Okay…maybe it’s not that dramatic. Still, for those of you fresh newborns ready, or not so much so, to take on the hellish, hectic, humiliating halls of high school, I would like to make your experience as harmless, and maybe even happy, as possible.

  1. Join SOMETHING. Going into high school, I was an acrobat, and that took up most of my waking hours. Because of this, I decided it was best to take the classes with the least amount of commitment. Something I didn’t realize was that classes lacking commitment in time or workload were also far less fulfilling than those classes that required dedication. If you’re anything like I was, I felt that I didn’t need fulfillment in high school; I just wanted to skim by and graduate. You are stuck in high school for FOUR YEARS. At our age, that is a huge chunk of our lifetimes thus far. If you aren’t being satisfied at all during the seven hours that you’re there five days of the week, you’re absolutely wasting your time. While not every class can be the best class you’ve ever taken, finding one that brings you joy is crucial to maintaining happiness and motivation. Joining woodshop my senior year of high school was the best decision I ever made during those four years, and I regret not joining it sooner. Find your niche and claim it as your own.
  2. If you’re used to taking advanced courses in middle school, take them in high school. Don’t be scared off by those teachers who tell you taking all the Pre-AP classes you can will destroy your mental sanity. It won’t. I pinkie promise high school classes aren’t as scary as they seem, and you are far smarter than you believe yourself to be. I wish I wasn’t so frightened to take Pre-AP World Geography and Spanish. I felt extremely underwhelmed in those classes and felt under-stimulated. Don’t sell yourself short.
  3. Expect nothing. Although I utilized some pretty harsh adjectives at the beginning of this post to describe high school, it was mostly for dramatic affect and to satisfy my heart for alliterations. High school probably won’t be the best four years of your life (and if they are, I’m sorry), but they don’t have to be your worst, either. Going into high school or life in general with a glass half full or glass half empty mentality can set you up for failure. Take each day as it comes, making the most out of every situation without overanalyzing it in a biased light.
  4. Don’t be afraid to be anything you want to be. Your identity is not limited to your past. Don’t be afraid to create a new “brand” for yourself. Test new waters. Don’t confine yourself to a box you feel has been imposed on you from birth. We are human beings: ever-evolving, learning, and growing. We are not our labels. We are not our past. We are not others’ perceptions of us. We are whatever we want to be.

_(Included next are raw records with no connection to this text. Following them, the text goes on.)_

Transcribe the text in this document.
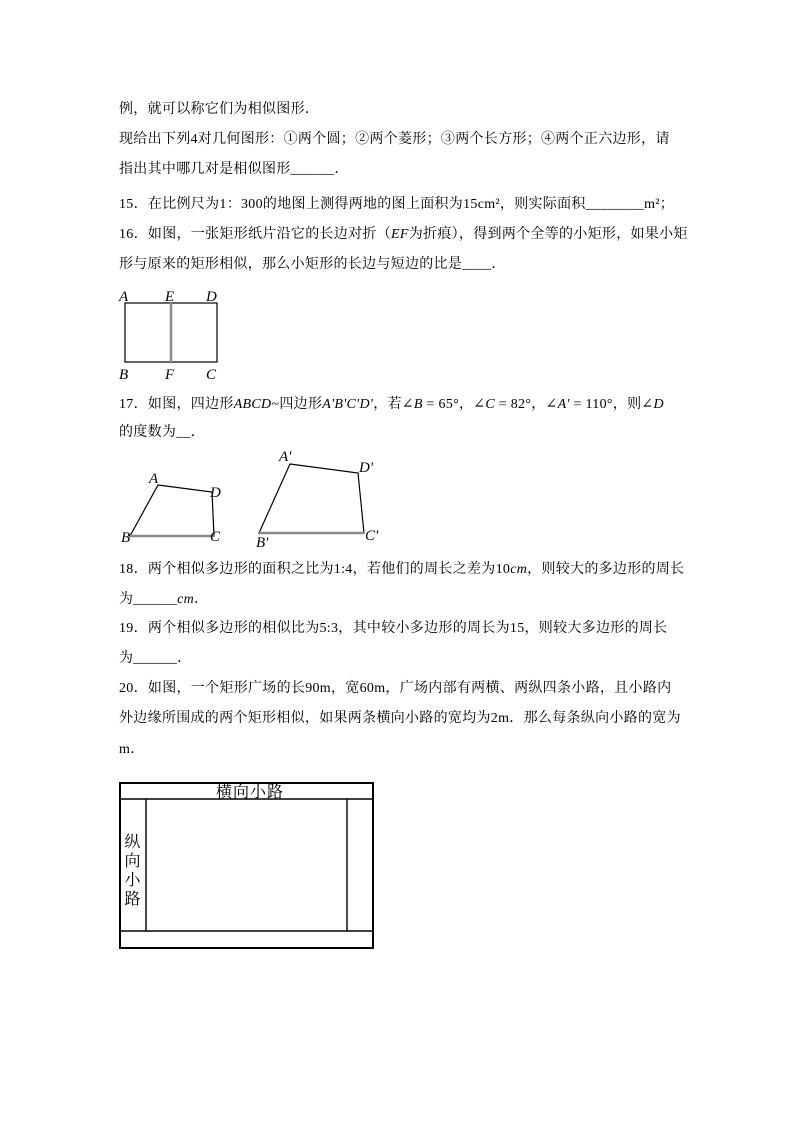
例，就可以称它们为相似图形．
现给出下列4对几何图形：①两个圆；②两个菱形；③两个长方形；④两个正六边形，请
指出其中哪几对是相似图形______．
15．在比例尺为1：300的地图上测得两地的图上面积为15cm²，则实际面积________m²；
16．如图，一张矩形纸片沿它的长边对折（EF为折痕），得到两个全等的小矩形，如果小矩
形与原来的矩形相似，那么小矩形的长边与短边的比是____．
A E D
B F C
17．如图，四边形ABCD~四边形A'B'C'D'，若∠B = 65°，∠C = 82°，∠A' = 110°，则∠D
的度数为__．
A
D
B	C
A'
D'
B'	C'
18．两个相似多边形的面积之比为1:4，若他们的周长之差为10cm，则较大的多边形的周长
为______cm．
19．两个相似多边形的相似比为5:3，其中较小多边形的周长为15，则较大多边形的周长
为______．
20．如图，一个矩形广场的长90m，宽60m，广场内部有两横、两纵四条小路，且小路内
外边缘所围成的两个矩形相似，如果两条横向小路的宽均为2m．那么每条纵向小路的宽为
m．
横向小路
纵
向
小
路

  5. Give people a chance. In the darkest time during my high school years, I isolated myself and believed that everyone around me was either out to get me or hated my guts. In the wise words of John Green, “Imagine others complexly.” Everyone else around you is focused on their own problems and shortcomings – they have no mental capacity to be analyzing your every fault because they’re too busy doing that same thing to themselves. If others don’t recognize the hardships you’re dealing with, it’s probably because they’re struggling themselves, not because they don’t care about you. Reach out to those you believe to be ignoring you – chances are they’re dealing with just as much crap as you are and could use a friend like you.

I could go on, but five is a nice number, and I don’t want to venture into cliche territory more than I already have. High school freshmen, I hope you take my advice. You are never “too cool” to be involved and to make a forced four years of education the most fulfilling that you can.